Volano stracci su twitter tra il Charles Hosknson di ADA Cardano e il CEO di Token Metrics Ian Balina

Ultimamente la comunità delle criptovalute sembra avere i nervi a fior di pelle, il risultato è che ormai quasi quotidianamente su twitter è possibile assistere a baruffe piuttosto violente tra persone decisamente molto in vista; l’ultimo caso ha riguardato Charles Hosknson (CEO di IOHK, una delle tre “entità” che gestisce ADA Cardano) e Ian Balina, CEO di Token metriks (piattaforma che fornisce analisi blockchain agli investitori). Il motivo della lite è un tweet in cui Balina ha affermato che Ethereum è superiore, a livello di tecnologia, ad ADA Cardano; chiaramente la comunità che supporta Cardano si è subito fatta sentire e Balina ha quindi tentato di precisare che, pur non negando la qualità del codice con cui è realizzato Cardano, i dati di Token Metrics dimostrano che il codice Ethereum è superiore. Hoskinson ha quindi pensato di entrare a gamba tesa sul tweet di Balina affermando che il CEO di token metrics avrebbe “perso la testa; non che questo genere di diverbi sui social mi interessi particolarmente, ma sarei curioso di sapere come Balina sia potuto arrivare a dare un giudizio di merito sulla qualità del codice semplicemente sulla base dei dati estratti dalla blockchain. Quello che intendo dire è che tali dati sono utili sotto molteplici punti di vista, ma non danno alcuna informazione valida sulla bontà del codice, una bontà che può essere definita solo andando a leggere fisicamente il codice stesso (ammesso chiaramente che se ne abbiano le competenze).

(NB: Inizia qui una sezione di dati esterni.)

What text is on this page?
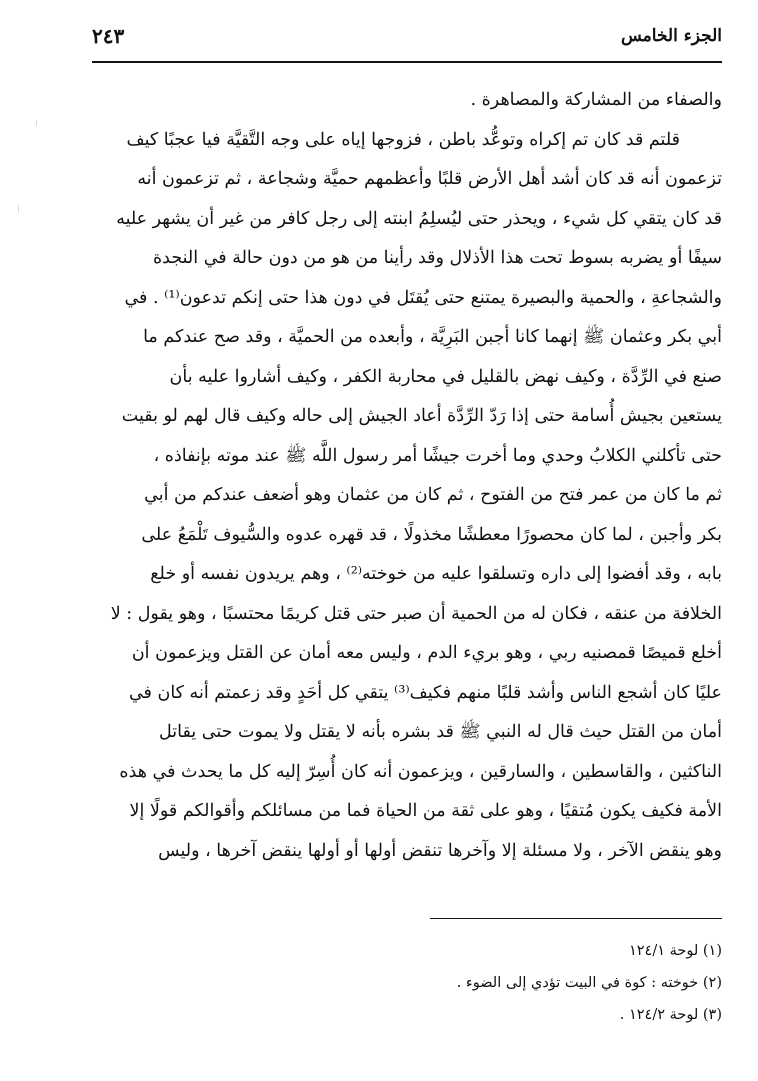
الجزء الخامس
٢٤٣
والصفاء من المشاركة والمصاهرة .
قلتم قد كان تم إكراه وتوعُّد باطن ، فزوجها إياه على وجه التَّقيَّة فيا عجبًا كيف
تزعمون أنه قد كان أشد أهل الأرض قلبًا وأعظمهم حميَّة وشجاعة ، ثم تزعمون أنه
قد كان يتقي كل شيء ، ويحذر حتى ليُسلِمُ ابنته إلى رجل كافر من غير أن يشهر عليه
سيفًا أو يضربه بسوط تحت هذا الأذلال وقد رأينا من هو من دون حالة في النجدة
والشجاعةِ ، والحمية والبصيرة يمتنع حتى يُقتَل في دون هذا حتى إنكم تدعون⁽¹⁾ . في
أبي بكر وعثمان ﷺ إنهما كانا أجبن البَرِيَّة ، وأبعده من الحميَّة ، وقد صح عندكم ما
صنع في الرِّدَّة ، وكيف نهض بالقليل في محاربة الكفر ، وكيف أشاروا عليه بأن
يستعين بجيش أُسامة حتى إذا رَدّ الرِّدَّة أعاد الجيش إلى حاله وكيف قال لهم لو بقيت
حتى تأكلني الكلابُ وحدي وما أخرت جيشًا أمر رسول اللَّه ﷺ عند موته بإنفاذه ،
ثم ما كان من عمر فتح من الفتوح ، ثم كان من عثمان وهو أضعف عندكم من أبي
بكر وأجبن ، لما كان محصورًا معطشًا مخذولًا ، قد قهره عدوه والسُّيوف تَلْمَعُ على
بابه ، وقد أفضوا إلى داره وتسلقوا عليه من خوخته⁽²⁾ ، وهم يريدون نفسه أو خلع
الخلافة من عنقه ، فكان له من الحمية أن صبر حتى قتل كريمًا محتسبًا ، وهو يقول : لا
أخلع قميصًا قمصنيه ربي ، وهو بريء الدم ، وليس معه أمان عن القتل ويزعمون أن
عليًا كان أشجع الناس وأشد قلبًا منهم فكيف⁽³⁾ يتقي كل أحَدٍ وقد زعمتم أنه كان في
أمان من القتل حيث قال له النبي ﷺ قد بشره بأنه لا يقتل ولا يموت حتى يقاتل
الناكثين ، والقاسطين ، والسارقين ، ويزعمون أنه كان أُسِرّ إليه كل ما يحدث في هذه
الأمة فكيف يكون مُتقيًا ، وهو على ثقة من الحياة فما من مسائلكم وأقوالكم قولًا إلا
وهو ينقض الآخر ، ولا مسئلة إلا وآخرها تنقض أولها أو أولها ينقض آخرها ، وليس
(١) لوحة ١٢٤/١
(٢) خوخته : كوة في البيت تؤدي إلى الضوء .
(٣) لوحة ١٢٤/٢ .
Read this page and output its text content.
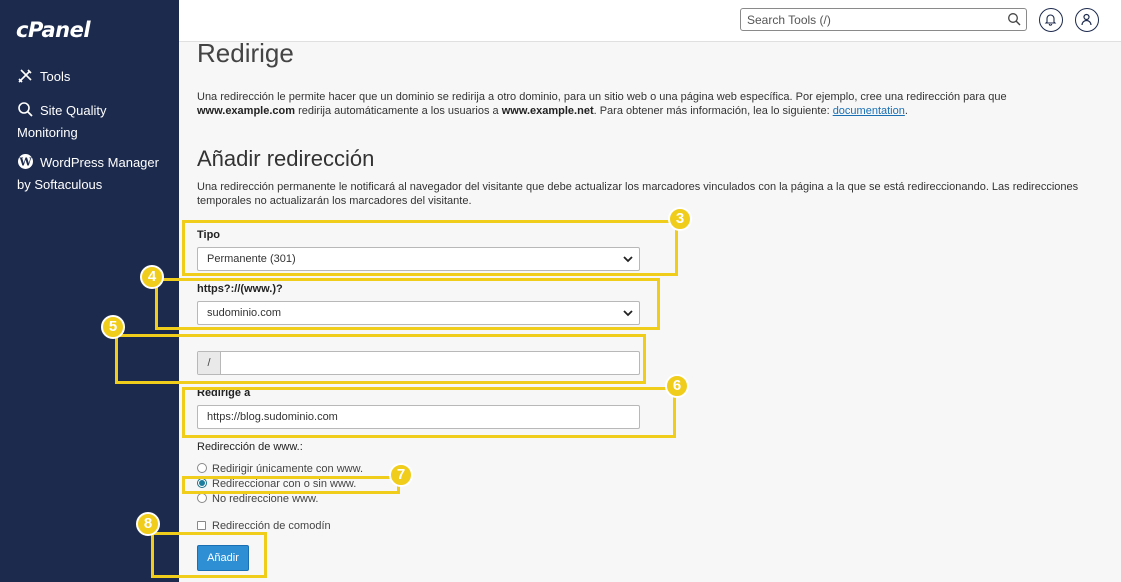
cPanel
Tools
Site Quality
Monitoring
W WordPress Manager
by Softaculous
Search Tools (/)
Redirige
Una redirección le permite hacer que un dominio se redirija a otro dominio, para un sitio web o una página web específica. Por ejemplo, cree una redirección para que
www.example.com redirija automáticamente a los usuarios a www.example.net. Para obtener más información, lea lo siguiente: documentation.
Añadir redirección
Una redirección permanente le notificará al navegador del visitante que debe actualizar los marcadores vinculados con la página a la que se está redireccionando. Las redirecciones
temporales no actualizarán los marcadores del visitante.
Tipo
Permanente (301)
https?://(www.)?
sudominio.com
/
Redirige a
https://blog.sudominio.com
Redirección de www.:
Redirigir únicamente con www.
Redireccionar con o sin www.
No redireccione www.
Redirección de comodín
Añadir
3
4
5
6
7
8
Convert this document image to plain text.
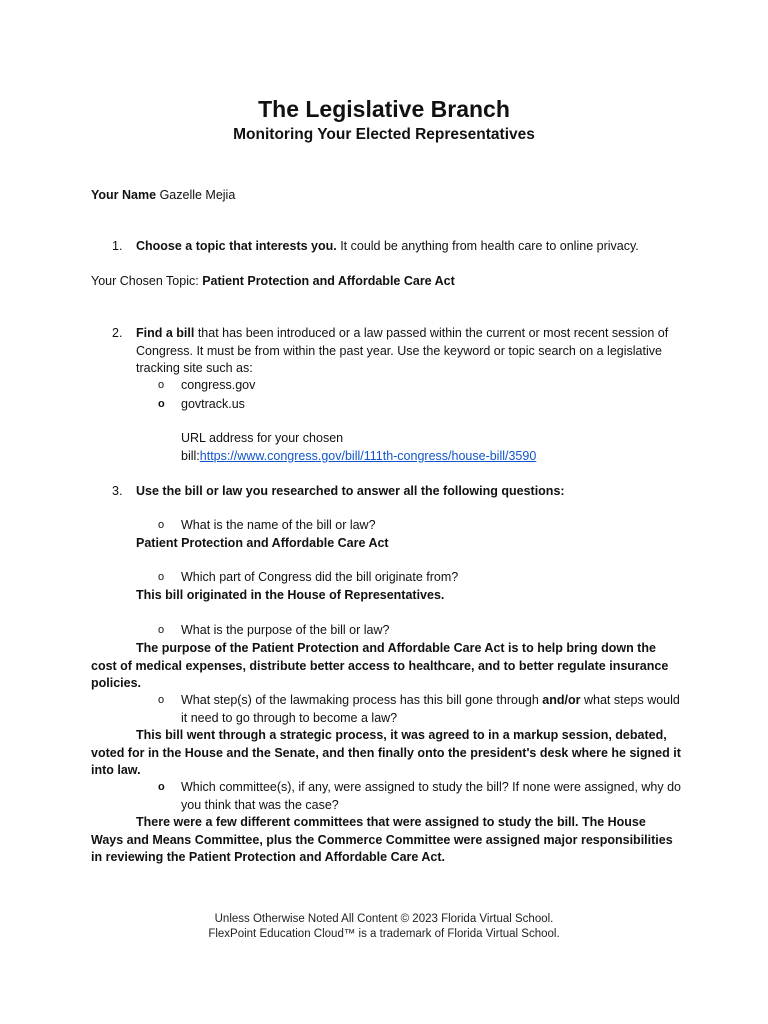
The Legislative Branch
Monitoring Your Elected Representatives

Your Name Gazelle Mejia

1. Choose a topic that interests you. It could be anything from health care to online privacy.

Your Chosen Topic: Patient Protection and Affordable Care Act

2. Find a bill that has been introduced or a law passed within the current or most recent session of Congress. It must be from within the past year. Use the keyword or topic search on a legislative tracking site such as:

o congress.gov
o govtrack.us
URL address for your chosen

bill:https://www.congress.gov/bill/111th-congress/house-bill/3590

3. Use the bill or law you researched to answer all the following questions:

o What is the name of the bill or law?

Patient Protection and Affordable Care Act

o Which part of Congress did the bill originate from?

This bill originated in the House of Representatives.

o What is the purpose of the bill or law?

The purpose of the Patient Protection and Affordable Care Act is to help bring down the cost of medical expenses, distribute better access to healthcare, and to better regulate insurance policies.

o What step(s) of the lawmaking process has this bill gone through and/or what steps would it need to go through to become a law?

This bill went through a strategic process, it was agreed to in a markup session, debated, voted for in the House and the Senate, and then finally onto the president's desk where he signed it into law.

o Which committee(s), if any, were assigned to study the bill? If none were assigned, why do you think that was the case?

There were a few different committees that were assigned to study the bill. The House Ways and Means Committee, plus the Commerce Committee were assigned major responsibilities in reviewing the Patient Protection and Affordable Care Act.

Unless Otherwise Noted All Content © 2023 Florida Virtual School.
FlexPoint Education Cloud™ is a trademark of Florida Virtual School.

Va poi ricordato che Hoskinson è stato uno dei maggiori contributori alla creazione di ethereum e che ha abbandonato il progetto a seguito di una lite con l’altro “papà” della piattaforma, Vitalik Buterin; proprio da questa lite tra i due nacque ADA Cardano, progetto al quale Hoskinson decise di dedicarsi dopo aver abbandonato Ethereum. Posto che chiedere un giudizio ad Hoskinson sulla qualità di Cardano è come domandare all’oste se il vino sia buono, è chiaro che tra i due contendenti quello con maggiore credibilità, almeno in termini di competenze tecniche, è proprio Hoskinson. Se poi consideriamo che Balina è addirittura arrivato ad affermare di essere sicuro che Ethereum si rivelerà la principale piattaforma blockchain negli anni ’20, destinata a superare la capitalizzazione di mercato del Bitcoin durante i prossimi dieci anni ecco che diventa difficile dare torto ad Hoskinson quando scrive che Balina è semplicemente fuori di testa. Va poi considerato che, a differenza di Cardano, gli sviluppatori ethereum sono alle prese con una svolta epocale, il passaggio dal protocollo POW attuale a un nuovo protocollo di consenso POS, un passaggio che presenta notevoli difficoltà sotto il profilo tecnico, che è stato infatti già diverse volte rimandato e che non andrebbe dato per scontato. Vero che Ethereum potrebbe tornare ad esercitare un certo fascino se questa mossa dovesse avere successo, ma altrettanto vero che in questo momento l’ascendente della piattaforma sulla comunità è ai minimi storici; alle prese con continui problemi di congestione della rete ormai da un paio di anni, circondata da concorrenti estremamente agguerriti (ARDR, TRON, WAVES e ovviamente la stessa ADA), e nuovamente sotto attacco proprio in questi giorni, Ethereum si trova ad affrontare un momento particolarmente delicato e sono tanti gli analisti, incluso il sottoscritto, che ormai da oltre un anno esprimono forti perplessità sul futuro del progetto. Alla luce di tutto questo le affermazioni di Balina appaiono quanto meno premature, se non appunto dissennate; poi certo, alla fine di tutti i conti sarà il tempo a dirci come andranno le cose, ma per quella che è la situazione attuale, sinceramente, la sensazione è che Balina abbia semplicemente deciso di volerla sparare grossa, finendo per essere preso a schiaffoni (metaforici) dall’intervento di Hoskinson.